Sunday, May 31, 2015
Willie Dixon was born in Vicksburg, Mississippi on July 1, 1915, and in the years after World War II, he would become an important figure in the development and growth of Blues, Rhythm & Blues and Rock & Roll. After performing with a succession of R&B groups, Dixon would work for Chess Records in Chicago, starting in 1951, and except for a brief period in the late 1950s, he would stay for two decades. Don Snowden, Dixon’s co author of I Am The Blues described his role there. “Dixon was a full-time employee after 1951—producing, arranging, running the studio . . . His role was so crucial that Leonard Chess would later describe him as ‘my right arm.’” His greatest impact was as a songwriter. He would pen “Hoochie Coochie Man” for Muddy Waters and “My Babe” for Little Walter. In the 1960s, his music would be recorded by The Rolling Stones (“Red Rooster”) and Led Zeppelin (“I Can’t Quit You” and others).

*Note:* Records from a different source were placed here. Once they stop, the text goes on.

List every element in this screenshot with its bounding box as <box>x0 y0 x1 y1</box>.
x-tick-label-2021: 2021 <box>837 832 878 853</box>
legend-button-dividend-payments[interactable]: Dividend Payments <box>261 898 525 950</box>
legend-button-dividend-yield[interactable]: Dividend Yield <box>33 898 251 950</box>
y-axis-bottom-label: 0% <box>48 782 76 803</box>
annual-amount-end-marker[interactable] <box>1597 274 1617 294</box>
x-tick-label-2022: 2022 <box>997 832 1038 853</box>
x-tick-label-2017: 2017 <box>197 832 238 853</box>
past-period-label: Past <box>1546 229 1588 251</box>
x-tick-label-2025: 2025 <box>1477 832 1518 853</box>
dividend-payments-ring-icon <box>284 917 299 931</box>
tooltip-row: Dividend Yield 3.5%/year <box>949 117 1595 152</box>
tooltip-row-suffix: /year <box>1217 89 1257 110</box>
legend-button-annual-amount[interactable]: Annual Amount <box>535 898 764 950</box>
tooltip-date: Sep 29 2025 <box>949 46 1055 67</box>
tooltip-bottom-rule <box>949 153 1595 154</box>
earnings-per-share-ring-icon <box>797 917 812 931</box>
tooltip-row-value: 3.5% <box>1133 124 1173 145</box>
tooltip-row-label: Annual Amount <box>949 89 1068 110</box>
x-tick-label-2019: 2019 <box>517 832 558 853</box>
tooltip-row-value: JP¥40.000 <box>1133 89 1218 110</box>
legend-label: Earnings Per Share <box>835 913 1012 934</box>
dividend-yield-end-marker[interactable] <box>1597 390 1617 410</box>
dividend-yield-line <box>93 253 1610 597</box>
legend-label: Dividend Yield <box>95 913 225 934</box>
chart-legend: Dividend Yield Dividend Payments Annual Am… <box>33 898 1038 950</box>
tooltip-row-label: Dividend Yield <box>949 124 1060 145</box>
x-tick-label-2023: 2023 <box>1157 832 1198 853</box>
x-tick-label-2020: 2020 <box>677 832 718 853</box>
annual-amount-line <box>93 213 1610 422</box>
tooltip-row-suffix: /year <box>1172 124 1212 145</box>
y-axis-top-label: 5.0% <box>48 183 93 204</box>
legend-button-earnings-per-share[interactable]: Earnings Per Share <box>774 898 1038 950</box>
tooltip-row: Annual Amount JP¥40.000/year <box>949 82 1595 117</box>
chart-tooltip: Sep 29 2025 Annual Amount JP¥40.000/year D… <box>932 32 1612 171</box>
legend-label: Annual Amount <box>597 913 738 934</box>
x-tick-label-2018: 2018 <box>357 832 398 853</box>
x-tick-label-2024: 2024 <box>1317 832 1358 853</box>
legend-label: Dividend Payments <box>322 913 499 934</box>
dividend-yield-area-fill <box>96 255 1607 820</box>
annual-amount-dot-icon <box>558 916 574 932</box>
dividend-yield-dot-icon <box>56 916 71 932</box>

But before the fame and success came along, Willie Dixon was a subject of Jim Crow Mississippi. While still in his teens, Dixon was jailed in the Magnolia State for hoboing and the experience marked him. I am the Blues detailed the horrors, including his witness to a murder. “They beat this guy until blood was running out of his mouth at the cage. He died right there in his own blood and that dirt would be so hot and that dust so thick that it would burn your feet through your shoes. After they beat him, they drug him over to the side and a little breath was still life was still left in him. Where he had been bleeding out of his mouth and nose, you could see a little, bloody-colored bubble coming up from where he was breathing there. After awhile, you didn’t see them no more and they’d tell you, ‘Go bury this nigger.’”

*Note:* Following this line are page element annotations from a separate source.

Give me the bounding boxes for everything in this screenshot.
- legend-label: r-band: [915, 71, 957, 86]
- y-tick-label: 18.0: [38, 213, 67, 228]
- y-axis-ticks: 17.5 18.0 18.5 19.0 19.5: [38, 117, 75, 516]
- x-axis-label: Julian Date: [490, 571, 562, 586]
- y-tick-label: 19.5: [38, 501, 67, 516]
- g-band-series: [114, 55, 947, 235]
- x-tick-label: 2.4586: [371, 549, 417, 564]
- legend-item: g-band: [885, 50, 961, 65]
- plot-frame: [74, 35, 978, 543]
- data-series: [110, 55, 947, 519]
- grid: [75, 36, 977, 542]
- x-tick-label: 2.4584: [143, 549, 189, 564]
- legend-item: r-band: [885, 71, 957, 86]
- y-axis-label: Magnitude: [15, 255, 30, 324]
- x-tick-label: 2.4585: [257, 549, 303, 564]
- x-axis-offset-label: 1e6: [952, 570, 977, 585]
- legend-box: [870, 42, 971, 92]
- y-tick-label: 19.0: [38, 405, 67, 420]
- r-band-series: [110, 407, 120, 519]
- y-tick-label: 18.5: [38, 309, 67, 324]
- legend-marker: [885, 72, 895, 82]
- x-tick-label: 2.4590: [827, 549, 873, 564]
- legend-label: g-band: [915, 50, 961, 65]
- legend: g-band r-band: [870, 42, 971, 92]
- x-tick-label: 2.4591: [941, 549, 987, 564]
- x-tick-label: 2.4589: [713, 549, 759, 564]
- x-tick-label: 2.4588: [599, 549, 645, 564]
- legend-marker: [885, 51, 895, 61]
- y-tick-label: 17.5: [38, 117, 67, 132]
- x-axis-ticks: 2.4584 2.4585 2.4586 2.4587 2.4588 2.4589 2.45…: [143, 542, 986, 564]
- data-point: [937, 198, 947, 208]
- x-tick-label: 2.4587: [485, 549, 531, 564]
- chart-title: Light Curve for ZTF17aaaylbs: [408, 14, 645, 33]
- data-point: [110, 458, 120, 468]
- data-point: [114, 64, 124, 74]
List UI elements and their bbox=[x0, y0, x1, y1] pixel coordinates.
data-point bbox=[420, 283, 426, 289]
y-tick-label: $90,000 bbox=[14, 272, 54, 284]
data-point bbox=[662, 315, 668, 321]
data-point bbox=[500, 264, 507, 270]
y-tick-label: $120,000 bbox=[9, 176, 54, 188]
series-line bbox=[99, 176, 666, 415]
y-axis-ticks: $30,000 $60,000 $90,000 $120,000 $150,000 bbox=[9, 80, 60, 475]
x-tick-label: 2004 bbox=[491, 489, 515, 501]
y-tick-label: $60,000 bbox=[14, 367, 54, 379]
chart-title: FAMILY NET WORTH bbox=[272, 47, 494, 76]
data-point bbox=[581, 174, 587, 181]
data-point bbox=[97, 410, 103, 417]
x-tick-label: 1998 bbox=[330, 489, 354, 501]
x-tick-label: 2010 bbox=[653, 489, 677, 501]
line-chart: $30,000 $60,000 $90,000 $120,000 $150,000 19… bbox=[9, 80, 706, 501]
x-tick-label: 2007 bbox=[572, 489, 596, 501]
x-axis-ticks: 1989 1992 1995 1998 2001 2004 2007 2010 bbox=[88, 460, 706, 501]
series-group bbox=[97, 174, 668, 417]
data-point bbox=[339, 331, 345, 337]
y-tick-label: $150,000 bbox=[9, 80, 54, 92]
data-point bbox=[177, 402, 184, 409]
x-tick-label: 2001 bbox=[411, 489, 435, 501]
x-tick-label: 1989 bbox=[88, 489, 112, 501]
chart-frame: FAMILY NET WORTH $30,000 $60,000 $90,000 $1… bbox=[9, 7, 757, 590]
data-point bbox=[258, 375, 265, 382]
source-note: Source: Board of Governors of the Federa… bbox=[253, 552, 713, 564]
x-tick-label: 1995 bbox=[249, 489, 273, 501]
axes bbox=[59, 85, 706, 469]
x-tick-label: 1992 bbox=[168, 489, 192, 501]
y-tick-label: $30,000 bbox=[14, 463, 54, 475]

This sort of experience was doubtless in his mind when he started receiving draft notices in 1941. Congress enacted a draft in 1940 as the country drifted towards entering World War II. Dixon decided that he would refuse to serve, and he was eventually arrested while performing in Chicago. “They came on the stage down at the Pink Poodle when the Five Breezes were playing one night, when we came back the second time. This was during the time that Japan bombed Pearl Harbor and they picked me up and put me in jail. I told them I was a conscientious-objector and that I wasn’t going to fight for nobody. . . I said I wasn’t a citizen, I was a subject. I was telling them about the 14th and 15th Amendment[s].”
After nearly a year in jail, Dixon was released and declared unfit for service. His memoir lists his classification as “5-F” which probably should have been 4-F.

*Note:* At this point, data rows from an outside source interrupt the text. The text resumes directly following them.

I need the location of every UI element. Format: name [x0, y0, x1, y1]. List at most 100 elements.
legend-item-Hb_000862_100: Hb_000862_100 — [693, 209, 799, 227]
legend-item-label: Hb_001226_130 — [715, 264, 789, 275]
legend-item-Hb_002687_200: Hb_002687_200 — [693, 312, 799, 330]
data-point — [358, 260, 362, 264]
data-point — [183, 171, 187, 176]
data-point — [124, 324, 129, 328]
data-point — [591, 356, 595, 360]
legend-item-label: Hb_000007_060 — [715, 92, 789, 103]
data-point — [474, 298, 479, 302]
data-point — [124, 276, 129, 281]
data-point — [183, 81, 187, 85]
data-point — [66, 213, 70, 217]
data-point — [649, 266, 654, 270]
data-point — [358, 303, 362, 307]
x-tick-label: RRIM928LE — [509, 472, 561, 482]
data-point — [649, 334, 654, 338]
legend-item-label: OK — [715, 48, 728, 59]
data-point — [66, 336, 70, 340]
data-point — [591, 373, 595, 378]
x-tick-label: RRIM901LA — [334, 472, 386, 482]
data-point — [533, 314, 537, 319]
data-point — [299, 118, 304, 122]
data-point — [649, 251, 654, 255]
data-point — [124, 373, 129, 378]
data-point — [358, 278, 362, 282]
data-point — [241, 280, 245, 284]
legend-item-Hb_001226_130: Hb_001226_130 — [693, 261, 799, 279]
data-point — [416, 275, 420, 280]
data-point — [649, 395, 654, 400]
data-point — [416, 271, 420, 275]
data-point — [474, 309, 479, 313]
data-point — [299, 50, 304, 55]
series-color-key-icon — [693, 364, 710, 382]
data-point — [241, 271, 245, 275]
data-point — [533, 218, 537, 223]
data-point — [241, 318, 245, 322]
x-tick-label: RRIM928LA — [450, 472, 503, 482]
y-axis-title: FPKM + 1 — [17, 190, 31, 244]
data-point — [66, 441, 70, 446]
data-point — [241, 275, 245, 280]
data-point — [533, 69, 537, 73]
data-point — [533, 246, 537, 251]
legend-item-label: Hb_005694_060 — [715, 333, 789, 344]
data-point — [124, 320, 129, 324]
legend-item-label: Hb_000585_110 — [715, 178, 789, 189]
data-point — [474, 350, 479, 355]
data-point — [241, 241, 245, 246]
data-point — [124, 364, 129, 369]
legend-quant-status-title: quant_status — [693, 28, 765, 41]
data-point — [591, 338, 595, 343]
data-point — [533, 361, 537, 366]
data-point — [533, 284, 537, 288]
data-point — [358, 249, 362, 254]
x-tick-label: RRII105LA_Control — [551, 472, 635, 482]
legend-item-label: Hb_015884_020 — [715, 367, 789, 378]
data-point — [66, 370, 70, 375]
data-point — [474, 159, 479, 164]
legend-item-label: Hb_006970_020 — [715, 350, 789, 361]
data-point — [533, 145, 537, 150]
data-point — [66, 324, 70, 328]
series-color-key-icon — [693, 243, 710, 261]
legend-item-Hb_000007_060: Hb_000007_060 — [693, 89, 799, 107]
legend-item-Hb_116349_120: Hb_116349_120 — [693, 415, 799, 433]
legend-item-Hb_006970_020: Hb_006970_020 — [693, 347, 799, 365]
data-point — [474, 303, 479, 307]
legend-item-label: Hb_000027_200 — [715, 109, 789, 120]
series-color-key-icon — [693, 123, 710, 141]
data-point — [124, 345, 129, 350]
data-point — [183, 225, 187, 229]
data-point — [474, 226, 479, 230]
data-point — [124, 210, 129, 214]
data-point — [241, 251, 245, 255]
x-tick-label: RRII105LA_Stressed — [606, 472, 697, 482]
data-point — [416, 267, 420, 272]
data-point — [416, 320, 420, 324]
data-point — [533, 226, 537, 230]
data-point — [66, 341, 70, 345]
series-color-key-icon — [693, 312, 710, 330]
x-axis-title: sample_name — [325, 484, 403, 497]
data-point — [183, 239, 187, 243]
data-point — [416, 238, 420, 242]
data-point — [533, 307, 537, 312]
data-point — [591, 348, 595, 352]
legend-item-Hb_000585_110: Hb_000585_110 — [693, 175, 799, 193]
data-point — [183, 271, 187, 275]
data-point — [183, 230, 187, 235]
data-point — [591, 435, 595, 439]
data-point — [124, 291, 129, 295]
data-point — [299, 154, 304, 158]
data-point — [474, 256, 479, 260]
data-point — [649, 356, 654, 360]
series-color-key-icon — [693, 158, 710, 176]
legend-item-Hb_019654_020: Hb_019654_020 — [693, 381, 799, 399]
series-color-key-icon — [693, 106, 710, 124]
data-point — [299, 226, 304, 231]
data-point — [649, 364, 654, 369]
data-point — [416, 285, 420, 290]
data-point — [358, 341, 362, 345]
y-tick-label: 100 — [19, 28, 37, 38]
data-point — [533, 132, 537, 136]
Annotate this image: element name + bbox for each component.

I don’t know how widely (if at all) this type of protest was made by other black men during World War II, but Dixon wasn’t the only person to feel the way he did. Harlem Renaissance journalist and Black No More author, George Schuyler also opposed African American participation as Oscar R. Williams wrote in George S. Schuyler: Portrait of a Black Conservative. “Schuyler’s reasons for opposing African American participation in World War II were primarily rooted in his firsthand experience with racism while serving in the army during World War I. ‘I saw what was done to the Negro during the last war and I heard a lot more than I saw,’ he wrote. ‘I consider the Negro’s treatment during that period unforgivable and indefensible. I foresee that his treatment during the next war will be the same.’”
Ironically, this prominent draft-resister’s widest exposure would come during the inaugural celebration George H.W. Bush, after the latter’s vapid Flag Factory/ACLU Card/Willie Horton campaign of 1988.